COMPOSITION DU TRIBUNAL :
Présidente : Marie-Ange HOUTMANN, Magistrate exerçant à titre temporaire,
Greffier : Emmanuelle EBER
DÉBATS : À l’audience publique du mardi 10 mars 2026.
JUGEMENT : réputé contradictoire et rendu en premier ressort,
prononcé par mise à disposition publique au greffe le 28 avril 2026 à partir de 14 heures, les parties en ayant été avisées lors des débats, et signé par Marie-Ange HOUTMANN, présidente, et Emmanuelle EBER, greffier.
EXPOSE DU LITIGE
Par assignation, en date du 24 octobre 2024, par devant le Tribunal de proximité de Guebwiller, la SARL […] sollicitait à ce que sa demande soit considérée recevable et bien fondée – à ce que M. [B] [G] et M. [B] [M] soient solidairement condamnés à lui payer le montant de 7920 € au titre des réparations locatives avec intérêts au taux légal, à compter du 19 février 2024, date de la sommation, subsidiairement à compter du jugement à intervenir – à ce que les défendeurs soient solidairement condamnés à lui payer le montant de 3000 € au titre de l’article 700 du Code de procédure civile, outre à tous les frais et dépens de l’instance, le tout avec exécution provisoire de la décision.
Au soutien de ses prétentions, le demandeur expliquait avoir conclu un contrat de bail, le 8 novembre 2014, portant sur un logement au sis […] à [Localité 2] pour un loyer de 450 €, outre charges de 50 € – qu’à ce bail, en date du même jour, M. [M] [B] se portait caution et s’engageait à prendre en charge, en cas de défaillance du locataire, les loyers et charges, impôts et taxes, réparations locatives, indemnités d’occupation et toutes autres indemnités – que le 5 juillet 2002, M. [B] [G] faisait l’objet d’une expulsion, qu’au cours de cette procédure, l’Huissier notait que le logement était sale et déplorable – qu’un état des lieux de sortie était dressé, le 8 juillet 2022, qui faisait état de multiples dégradations dans les pièces, en plus d’une importante saleté et de déchets et de meubles vétustes toujours présents, qu’au vu de cette situation, le demandeur chargeait la société RENOV’MD de reprendre l’intégralité de l’appartement, que la prestation réalisée se montait à la somme de 7200 € soit un montant TTC de 7920 € – qu’il était demandé paiement au locataire et à sa caution de cette somme, via des sommations de payer pour les frais de remise en état des lieux et que, face à l’absence de réponse des défendeurs, la procédure était devenue inévitable.

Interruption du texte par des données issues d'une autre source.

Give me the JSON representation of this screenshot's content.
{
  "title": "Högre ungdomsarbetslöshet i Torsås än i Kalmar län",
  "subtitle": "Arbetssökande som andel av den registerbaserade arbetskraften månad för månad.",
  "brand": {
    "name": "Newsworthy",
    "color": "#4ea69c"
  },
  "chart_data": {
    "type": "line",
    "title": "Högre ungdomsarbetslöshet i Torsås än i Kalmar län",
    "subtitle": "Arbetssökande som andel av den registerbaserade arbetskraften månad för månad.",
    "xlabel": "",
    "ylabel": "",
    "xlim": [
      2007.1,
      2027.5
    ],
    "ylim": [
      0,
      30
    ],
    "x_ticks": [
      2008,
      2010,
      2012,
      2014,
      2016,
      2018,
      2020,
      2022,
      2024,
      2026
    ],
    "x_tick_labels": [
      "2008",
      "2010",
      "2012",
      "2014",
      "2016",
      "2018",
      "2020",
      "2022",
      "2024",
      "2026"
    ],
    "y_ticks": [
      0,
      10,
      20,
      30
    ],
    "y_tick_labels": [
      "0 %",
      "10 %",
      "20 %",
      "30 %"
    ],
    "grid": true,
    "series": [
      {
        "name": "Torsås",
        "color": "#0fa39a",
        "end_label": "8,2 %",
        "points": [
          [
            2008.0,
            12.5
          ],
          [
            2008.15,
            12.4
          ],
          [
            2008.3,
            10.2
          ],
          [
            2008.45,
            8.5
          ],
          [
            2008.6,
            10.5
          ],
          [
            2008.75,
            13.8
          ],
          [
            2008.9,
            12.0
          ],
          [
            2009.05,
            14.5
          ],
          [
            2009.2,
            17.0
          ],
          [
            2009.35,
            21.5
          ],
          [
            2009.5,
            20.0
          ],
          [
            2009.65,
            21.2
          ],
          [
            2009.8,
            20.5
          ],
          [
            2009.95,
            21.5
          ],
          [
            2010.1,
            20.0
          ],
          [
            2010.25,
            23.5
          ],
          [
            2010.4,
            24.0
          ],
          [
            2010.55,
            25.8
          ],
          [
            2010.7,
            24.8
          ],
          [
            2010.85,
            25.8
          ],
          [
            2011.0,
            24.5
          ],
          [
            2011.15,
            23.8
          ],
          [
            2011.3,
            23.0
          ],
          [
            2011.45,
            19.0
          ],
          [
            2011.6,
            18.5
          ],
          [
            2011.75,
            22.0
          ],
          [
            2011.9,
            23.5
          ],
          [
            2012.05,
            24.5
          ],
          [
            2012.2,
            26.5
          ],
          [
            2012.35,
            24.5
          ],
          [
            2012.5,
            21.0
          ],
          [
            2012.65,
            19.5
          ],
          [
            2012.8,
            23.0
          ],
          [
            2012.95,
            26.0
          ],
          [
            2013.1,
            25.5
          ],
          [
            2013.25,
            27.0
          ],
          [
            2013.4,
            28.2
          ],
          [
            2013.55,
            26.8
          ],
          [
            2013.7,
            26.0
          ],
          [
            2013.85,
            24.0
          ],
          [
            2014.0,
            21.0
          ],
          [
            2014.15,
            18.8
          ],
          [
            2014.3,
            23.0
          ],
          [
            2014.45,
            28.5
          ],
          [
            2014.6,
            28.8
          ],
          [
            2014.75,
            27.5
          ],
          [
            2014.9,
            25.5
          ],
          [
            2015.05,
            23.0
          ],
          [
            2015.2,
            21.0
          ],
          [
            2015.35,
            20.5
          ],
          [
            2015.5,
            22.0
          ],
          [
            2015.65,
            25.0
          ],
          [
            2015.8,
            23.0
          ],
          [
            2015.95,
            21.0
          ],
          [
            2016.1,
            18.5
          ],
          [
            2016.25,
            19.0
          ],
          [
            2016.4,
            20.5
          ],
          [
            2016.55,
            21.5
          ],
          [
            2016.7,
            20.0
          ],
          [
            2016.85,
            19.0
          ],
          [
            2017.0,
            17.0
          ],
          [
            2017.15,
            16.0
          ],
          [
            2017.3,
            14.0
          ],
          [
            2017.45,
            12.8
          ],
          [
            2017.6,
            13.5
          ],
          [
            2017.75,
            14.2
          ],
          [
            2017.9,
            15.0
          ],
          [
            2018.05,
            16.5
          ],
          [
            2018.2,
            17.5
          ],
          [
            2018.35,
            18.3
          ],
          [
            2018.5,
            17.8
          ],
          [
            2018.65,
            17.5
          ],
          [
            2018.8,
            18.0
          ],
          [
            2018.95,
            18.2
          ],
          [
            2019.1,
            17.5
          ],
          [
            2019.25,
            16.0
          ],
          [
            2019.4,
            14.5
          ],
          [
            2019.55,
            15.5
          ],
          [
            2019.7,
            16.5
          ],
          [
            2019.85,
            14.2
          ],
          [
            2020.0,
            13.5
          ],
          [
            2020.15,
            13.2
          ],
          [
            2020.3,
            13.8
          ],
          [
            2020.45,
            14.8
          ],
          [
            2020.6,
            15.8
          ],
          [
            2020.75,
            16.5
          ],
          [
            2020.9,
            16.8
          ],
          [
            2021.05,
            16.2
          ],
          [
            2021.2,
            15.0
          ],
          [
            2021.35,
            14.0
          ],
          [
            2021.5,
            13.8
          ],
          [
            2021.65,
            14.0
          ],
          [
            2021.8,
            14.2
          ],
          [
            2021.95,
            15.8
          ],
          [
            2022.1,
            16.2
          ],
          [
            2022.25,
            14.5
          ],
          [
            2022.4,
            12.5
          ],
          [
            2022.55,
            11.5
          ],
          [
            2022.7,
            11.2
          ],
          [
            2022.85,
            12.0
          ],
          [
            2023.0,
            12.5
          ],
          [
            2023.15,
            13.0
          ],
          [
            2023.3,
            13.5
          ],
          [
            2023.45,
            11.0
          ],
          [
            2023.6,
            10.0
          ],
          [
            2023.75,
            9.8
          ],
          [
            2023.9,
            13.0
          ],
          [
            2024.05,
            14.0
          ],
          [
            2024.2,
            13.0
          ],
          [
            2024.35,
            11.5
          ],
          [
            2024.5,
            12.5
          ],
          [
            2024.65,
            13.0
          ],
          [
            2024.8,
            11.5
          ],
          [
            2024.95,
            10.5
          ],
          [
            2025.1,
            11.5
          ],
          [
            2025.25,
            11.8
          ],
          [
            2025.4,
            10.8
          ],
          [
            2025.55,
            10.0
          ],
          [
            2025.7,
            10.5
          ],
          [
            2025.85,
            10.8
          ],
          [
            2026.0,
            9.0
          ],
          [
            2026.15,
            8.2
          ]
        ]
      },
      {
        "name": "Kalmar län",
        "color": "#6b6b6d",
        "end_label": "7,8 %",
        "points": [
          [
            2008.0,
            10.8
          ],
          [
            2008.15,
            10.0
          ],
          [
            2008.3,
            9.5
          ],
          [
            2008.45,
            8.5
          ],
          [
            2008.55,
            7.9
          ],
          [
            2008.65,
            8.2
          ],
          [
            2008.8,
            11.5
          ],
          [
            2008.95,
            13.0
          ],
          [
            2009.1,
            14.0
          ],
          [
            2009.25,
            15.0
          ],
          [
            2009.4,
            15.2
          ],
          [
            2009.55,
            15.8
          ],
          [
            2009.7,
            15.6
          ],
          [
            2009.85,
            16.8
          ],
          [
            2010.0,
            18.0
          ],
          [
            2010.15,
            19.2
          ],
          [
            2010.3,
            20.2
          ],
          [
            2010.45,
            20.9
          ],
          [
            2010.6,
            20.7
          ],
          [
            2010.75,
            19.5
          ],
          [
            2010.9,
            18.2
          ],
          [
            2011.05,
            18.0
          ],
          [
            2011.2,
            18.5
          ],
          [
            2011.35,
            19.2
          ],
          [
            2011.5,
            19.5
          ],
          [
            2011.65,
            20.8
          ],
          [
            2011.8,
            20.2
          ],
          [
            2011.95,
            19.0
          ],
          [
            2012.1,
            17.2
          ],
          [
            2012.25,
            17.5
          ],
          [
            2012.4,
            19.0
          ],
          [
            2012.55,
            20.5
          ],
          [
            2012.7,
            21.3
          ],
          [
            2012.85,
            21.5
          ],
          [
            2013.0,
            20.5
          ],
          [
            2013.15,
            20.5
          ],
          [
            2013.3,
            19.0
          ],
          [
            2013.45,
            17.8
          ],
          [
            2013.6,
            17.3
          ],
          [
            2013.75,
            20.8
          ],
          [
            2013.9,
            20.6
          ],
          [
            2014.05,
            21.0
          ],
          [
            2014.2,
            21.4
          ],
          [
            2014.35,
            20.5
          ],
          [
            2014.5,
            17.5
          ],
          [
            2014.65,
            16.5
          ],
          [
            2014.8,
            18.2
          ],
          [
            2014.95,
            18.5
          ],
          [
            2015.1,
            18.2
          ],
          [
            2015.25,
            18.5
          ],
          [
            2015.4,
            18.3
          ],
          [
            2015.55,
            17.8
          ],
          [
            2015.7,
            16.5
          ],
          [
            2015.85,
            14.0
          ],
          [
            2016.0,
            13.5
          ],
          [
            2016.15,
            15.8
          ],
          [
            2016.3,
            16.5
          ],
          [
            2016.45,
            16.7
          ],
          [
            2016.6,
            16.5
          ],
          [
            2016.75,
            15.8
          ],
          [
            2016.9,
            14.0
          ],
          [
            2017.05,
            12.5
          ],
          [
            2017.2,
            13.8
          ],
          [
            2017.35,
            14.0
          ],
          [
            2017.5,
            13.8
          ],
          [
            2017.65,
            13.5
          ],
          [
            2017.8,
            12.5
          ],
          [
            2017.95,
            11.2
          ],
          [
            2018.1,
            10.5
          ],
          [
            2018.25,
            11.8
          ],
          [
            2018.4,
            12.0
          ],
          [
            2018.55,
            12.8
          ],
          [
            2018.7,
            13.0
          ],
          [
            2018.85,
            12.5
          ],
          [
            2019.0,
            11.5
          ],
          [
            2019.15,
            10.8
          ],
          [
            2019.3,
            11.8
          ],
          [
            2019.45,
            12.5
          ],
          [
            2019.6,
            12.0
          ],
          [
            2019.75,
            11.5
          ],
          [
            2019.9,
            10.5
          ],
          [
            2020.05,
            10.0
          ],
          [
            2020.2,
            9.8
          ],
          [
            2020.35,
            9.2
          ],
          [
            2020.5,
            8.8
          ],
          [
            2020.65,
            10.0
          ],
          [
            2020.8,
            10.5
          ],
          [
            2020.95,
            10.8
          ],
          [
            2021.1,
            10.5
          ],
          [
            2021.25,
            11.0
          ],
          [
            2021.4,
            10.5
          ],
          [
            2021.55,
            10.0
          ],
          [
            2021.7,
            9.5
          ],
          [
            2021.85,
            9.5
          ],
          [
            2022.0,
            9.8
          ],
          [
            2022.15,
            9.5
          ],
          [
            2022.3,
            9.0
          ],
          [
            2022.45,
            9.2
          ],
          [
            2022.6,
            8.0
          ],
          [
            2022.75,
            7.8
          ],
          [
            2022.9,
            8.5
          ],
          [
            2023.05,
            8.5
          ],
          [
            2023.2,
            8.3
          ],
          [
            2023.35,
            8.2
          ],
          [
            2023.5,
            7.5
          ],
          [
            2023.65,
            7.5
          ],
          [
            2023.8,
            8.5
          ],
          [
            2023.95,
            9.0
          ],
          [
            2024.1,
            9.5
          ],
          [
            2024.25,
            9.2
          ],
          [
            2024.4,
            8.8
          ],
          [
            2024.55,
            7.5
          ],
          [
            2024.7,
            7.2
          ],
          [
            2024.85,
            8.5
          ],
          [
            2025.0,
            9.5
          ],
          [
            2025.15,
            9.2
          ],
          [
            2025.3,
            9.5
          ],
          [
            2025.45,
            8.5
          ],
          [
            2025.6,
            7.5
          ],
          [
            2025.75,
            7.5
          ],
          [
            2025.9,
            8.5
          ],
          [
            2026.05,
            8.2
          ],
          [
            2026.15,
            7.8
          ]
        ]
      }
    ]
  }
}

M.[B] [G] expliquait qu’il avait dû partir rapidement et qu’on ne lui avait jamais demandé de nettoyer le logement – que la somme demandée au titre des réparations, soit le montant de 7920 €, n’était pas justifié, que d’ailleurs, la requête en injonction de payer avait été rejetée par le Tribunal de céans – que l’état de l’appartement ne justifiait pas une remise en état à hauteur de 11 880 € et que le propriétaire aurait eu un rabais puisqu’il aurait payé la somme de 7920 € – qu’il était émis de sérieux doutes sur l’authenticité de la facture – que les prestations n’étaient pas détaillées, qu’il était indiqué qu’il y avait eu une rénovation intégrale et non réparation d’éléments qui auraient pu être abimés – que les travaux n’avaient pas été effectués – qu’aucune entreprise n’était intervenue car il vivait dans une caravane à proximité de son ancien logement et qu’il n’a vu personne réaliser les travaux et que le bien n’était pas reloué – que la demande ne pourra qu’être rejetée, que la procédure était abusive, et qu’il sollicitait à ce titre la somme de 1500 €, outre le montant de 2500 € au titre de l’article 700 al 2 du CPP et à ce que le demandeur soit aussi condamné au paiement de tous les frais et dépens de l’instance.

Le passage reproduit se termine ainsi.